The origin of self-partiality is not difficult to be found; and our partialities to our friends may be traced to a similar source. By the constitution of our nature, we are impelled to shun pain and to pursue pleasure; but remorse, the severest of all pains, is the never-failing consequence of vicious conduct. Remorse arises from the dread of that punishment which we believe will in a future state be inflicted on vice unrepented of in this; and therefore every vicious person endeavours by all possible means to banish that dread from his own mind. One way of effecting this is to compare his own life with the lives of others; for he fancies that if numbers be as wicked as himself, the benevolent Lord of all things will not involve them in one common ruin. Hence, by magnifying to himself the temptations which led him astray, and diminishing the injuries which his conduct has done in the world, and by adopting a course diametrically the reverse, when estimating the

the morality or immorality of the conduct of his neighbours, he soon comes to believe that he is at least not more wicked than they. Thus is self-partiality formed in the mind, and quickly blinds him who is under its influence so completely, as to hide from him the very faults which he sees and blames in others. Hence the coward thinks himself only cautious, the miser frugal. Partiality is formed in the very same manner to natural or acquired accomplishments, whether mental or corporal. These always procure respect to him who is possessed of them; and as respect is accompanied with many advantages, every man wishes to obtain it for himself. If he fails in his attempts, he consoles himself with the persuasion that it is at least due to his merits, and that it is only withheld by the envy of the public. He compares the particular branch of science or bodily accomplishment in which he himself most excels, with those which have conferred splendour on his rival; and easily finds that his own excellencies are of the highest order, and entitled to the greatest share of public esteem. Hence the polite scholar despises the mathematician; the reader of Aristotle and Plato all the modern discoveries in physical and moral science; and the mere experimentalist holds in the most sovereign contempt a critical knowledge of the ancient languages. The pupil of the ancients denies the merits of the moderns, whilst the mere modern allows nothing to the ancients; and thus each becomes partial to his own acquisitions, and of course to himself, for having been at the trouble to make them.

Partiality to our friends and families is generated in the very same way. Whenever we acquire such an affection for them as to consider their happiness as adding to our own (see PASSION), we magnify their excellencies and diminish their defects, for the same reason, and by the same process, that we magnify and diminish our own.
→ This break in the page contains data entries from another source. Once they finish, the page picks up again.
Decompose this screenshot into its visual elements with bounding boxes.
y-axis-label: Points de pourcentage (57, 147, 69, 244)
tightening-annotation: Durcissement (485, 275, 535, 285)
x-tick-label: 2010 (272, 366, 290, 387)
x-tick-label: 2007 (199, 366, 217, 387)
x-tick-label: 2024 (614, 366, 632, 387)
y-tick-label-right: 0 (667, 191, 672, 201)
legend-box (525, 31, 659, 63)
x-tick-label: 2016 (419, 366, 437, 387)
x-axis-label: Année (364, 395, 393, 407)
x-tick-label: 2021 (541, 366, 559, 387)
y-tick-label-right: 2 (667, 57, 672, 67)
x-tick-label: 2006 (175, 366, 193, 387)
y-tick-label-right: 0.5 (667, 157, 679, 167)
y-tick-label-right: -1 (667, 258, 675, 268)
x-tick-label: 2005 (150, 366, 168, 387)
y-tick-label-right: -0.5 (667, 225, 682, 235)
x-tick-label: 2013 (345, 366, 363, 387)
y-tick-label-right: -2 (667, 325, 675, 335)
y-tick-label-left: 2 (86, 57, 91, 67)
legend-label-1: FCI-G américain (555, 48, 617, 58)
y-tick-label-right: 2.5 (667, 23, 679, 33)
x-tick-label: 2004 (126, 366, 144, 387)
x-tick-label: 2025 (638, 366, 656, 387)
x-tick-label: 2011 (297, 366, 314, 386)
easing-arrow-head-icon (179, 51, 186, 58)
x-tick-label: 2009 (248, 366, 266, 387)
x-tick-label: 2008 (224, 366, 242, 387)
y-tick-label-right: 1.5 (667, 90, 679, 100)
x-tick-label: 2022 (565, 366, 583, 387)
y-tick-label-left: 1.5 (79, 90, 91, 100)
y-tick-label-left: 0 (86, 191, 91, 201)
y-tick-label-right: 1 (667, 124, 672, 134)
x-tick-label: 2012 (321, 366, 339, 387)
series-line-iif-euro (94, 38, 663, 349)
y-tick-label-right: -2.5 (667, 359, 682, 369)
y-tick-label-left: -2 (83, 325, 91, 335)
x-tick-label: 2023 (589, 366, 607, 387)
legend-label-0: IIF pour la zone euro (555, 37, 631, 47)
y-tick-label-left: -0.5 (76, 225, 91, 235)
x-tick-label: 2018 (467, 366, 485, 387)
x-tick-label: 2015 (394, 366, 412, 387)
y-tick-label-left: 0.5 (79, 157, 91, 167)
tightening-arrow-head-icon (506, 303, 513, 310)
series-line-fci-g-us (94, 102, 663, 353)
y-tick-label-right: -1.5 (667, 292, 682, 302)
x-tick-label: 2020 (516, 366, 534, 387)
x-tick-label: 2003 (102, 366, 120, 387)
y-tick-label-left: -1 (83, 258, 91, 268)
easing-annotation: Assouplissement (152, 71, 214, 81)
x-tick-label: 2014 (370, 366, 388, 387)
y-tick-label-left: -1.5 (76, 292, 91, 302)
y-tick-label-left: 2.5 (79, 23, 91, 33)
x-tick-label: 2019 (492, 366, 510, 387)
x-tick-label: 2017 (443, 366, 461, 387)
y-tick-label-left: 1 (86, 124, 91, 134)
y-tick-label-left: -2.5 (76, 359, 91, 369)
All partialities, however, are prejudices, and prejudices of the worst kind. They ought therefore to be guarded against with the utmost care, by the same means which we have elsewhere recommended (see PREJUDICE, and METAPHYSICS, No 98.); and he who is partial to his own virtue or his own knowledge, will do well to compare the former, not with the conduct of his neighbours, but with the express value of his duty; and to consider the latter as no farther valuable than as it contributes to the sum of human happiness.